Глеб Успенский - Поездки к переселенцам
Не одни, однакож, ямщики разрабатывали это сигнальное дело пустынных пространств. Немало поработал для его развития и "лихой человек", грабитель, разбойник и душегуб. Дать знать в темную ночь своим, засевшим под мостом, товарищам, что идет обоз или что приближается подкарауливаемый прохожий, нельзя иначе, как посредством только этого знака. Выстрел мало того что может быть замечен на том пункте, где мелькнет огонь, но он и заглохнет, щелкнет как орех в щипцах, иссякнет в этом огромном пространстве пустыря или в душной глуши тайги. Нужен звук, — может слышать его и проезжий, но ему не суметь уловить места, откуда он идет. И вот выработался разбойничий, могучий, грозный, даже просто ужасающий, беспощадный и немилосердно жестокий свист. Один ямщик, может быть сам человек "бывалый", поистине потряс меня таким разбойничьим свистом. Он начинал его, скосив и сжав челюсти, какими-то сложными звуками, в которых жалобная, унылая нота как бы умирающего человека вилась между какими-то ухарскими, резкими, беспощадными звуками; все эти звуки первое мгновение слышались тихо, хоть и все разом, но тотчас же, как развертывается змея или, еще лучше, кнут палача, — развертывался и свист в огромном пространстве, вверху где-то, именно как свистящий, длинный, толстый кнут палача, режущий своим острым концом воздух и вот-вот готовый вонзиться в живое тело, которое жалобно-жалобно, из всех остатков сил, вопиет, как ребенок, и ждет смертельного удара. Этот, очевидно, выработанный грабителем и душегубом свист, свист, в котором слышна горячая, только что удалым манером пролитая кровь, так ощутительно отозвался именно в коже моего тела, что я "Христом-богом" просил ямщика не свистать, когда он попробовал было развернуть кнут палача еще раз. Ямщик понял, что я "испугался", улыбнулся и был, очевидно, доволен, что произвел именно то впечатление, какое и требуется. Проезжий купец с деньгами в мешке, услышав такой свист, замрет на месте и сам отдастся в руки.

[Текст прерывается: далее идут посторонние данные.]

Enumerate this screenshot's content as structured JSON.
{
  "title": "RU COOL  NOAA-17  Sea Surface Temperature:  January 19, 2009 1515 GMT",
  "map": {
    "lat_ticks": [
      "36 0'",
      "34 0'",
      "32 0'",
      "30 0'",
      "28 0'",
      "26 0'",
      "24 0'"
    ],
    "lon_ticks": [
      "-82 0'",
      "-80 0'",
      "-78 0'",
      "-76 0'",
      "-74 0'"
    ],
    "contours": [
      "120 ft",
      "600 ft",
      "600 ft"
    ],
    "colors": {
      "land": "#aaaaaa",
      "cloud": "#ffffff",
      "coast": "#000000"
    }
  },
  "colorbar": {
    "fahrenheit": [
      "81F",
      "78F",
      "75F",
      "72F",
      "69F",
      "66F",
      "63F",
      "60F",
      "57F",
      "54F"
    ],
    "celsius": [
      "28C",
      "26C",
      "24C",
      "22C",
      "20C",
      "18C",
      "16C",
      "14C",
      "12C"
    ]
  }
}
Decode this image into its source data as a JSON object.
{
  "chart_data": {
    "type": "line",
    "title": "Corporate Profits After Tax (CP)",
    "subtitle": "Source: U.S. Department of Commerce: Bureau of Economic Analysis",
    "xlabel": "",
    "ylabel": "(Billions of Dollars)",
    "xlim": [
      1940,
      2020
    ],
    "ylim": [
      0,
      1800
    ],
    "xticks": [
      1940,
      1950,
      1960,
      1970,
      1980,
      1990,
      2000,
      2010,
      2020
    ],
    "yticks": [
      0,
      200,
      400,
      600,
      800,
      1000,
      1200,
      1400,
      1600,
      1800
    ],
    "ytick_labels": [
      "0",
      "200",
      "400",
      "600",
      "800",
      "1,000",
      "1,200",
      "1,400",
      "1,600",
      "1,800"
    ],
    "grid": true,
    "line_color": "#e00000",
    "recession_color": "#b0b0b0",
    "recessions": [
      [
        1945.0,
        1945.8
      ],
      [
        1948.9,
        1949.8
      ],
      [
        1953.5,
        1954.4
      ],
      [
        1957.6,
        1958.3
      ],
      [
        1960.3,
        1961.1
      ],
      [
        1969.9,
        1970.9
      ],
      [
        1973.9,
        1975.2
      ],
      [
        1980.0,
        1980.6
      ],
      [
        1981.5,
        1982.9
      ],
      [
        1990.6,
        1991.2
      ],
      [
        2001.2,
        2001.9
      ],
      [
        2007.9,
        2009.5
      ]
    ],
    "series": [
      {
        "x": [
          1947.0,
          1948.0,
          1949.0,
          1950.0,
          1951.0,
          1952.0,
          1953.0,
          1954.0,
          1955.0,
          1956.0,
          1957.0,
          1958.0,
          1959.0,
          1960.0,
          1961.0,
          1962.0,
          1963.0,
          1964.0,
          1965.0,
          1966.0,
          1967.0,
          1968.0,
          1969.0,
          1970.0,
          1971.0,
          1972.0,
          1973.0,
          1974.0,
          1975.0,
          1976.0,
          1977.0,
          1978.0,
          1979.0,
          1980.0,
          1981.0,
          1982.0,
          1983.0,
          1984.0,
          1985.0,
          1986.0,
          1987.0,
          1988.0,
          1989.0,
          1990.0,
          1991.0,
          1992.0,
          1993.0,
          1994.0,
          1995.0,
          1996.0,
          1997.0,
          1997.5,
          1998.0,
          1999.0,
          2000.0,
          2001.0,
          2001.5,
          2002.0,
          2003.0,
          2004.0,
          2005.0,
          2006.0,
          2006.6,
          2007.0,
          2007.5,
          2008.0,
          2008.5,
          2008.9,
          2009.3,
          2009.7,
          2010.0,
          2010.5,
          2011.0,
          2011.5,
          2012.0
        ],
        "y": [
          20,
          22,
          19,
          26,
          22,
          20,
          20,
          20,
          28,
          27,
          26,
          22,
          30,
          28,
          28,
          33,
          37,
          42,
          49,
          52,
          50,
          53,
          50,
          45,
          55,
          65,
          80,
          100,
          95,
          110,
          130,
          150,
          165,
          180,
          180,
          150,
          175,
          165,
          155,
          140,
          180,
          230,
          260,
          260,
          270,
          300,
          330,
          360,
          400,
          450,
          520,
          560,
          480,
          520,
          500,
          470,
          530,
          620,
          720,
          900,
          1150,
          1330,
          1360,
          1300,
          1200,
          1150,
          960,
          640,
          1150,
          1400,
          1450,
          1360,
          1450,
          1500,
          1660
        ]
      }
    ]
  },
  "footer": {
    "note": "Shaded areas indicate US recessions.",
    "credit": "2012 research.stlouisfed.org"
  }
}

XV. КОЛЫВАНСКИЕ, КАИНСКИЕ, ТЮКАЛИНСКИЕ И ДРУГИХ МЕСТ БРОДЯГИ И ТЕМНЫЕ ЛЮДИ
Кроме однообразия дальней дороги и удручающего впечатления пустынных, мало оживленных пространств, побуждающих даже и любознательных путешественников поскорее выбраться на белый свет, к "вокзалу", — не веселит также и безлюдье самой дороги. Только в торговые, ярмарочные месяцы оживает она; в остальное же время года, особливо летом, она до чрезвычайности пустынна. Товары и арестанты идут в Сибирь пароходами, и поэтому весь тракт не оживлен движением. В десять дней, я не знаю, встретил ли я десять встречных проезжих, кроме, конечно, почты, изредка небольшой партии переселенцев, да кое-когда крестьян, возвращающихся или едущих с полевой работы или на работу, да и то только по близости сел. Но иногда целый день не встретишь ни единого, более или менее "благообразного", проезжего, но зато прохожего, и притом всегда "неблагообразного", встречаешь почти на каждом шагу.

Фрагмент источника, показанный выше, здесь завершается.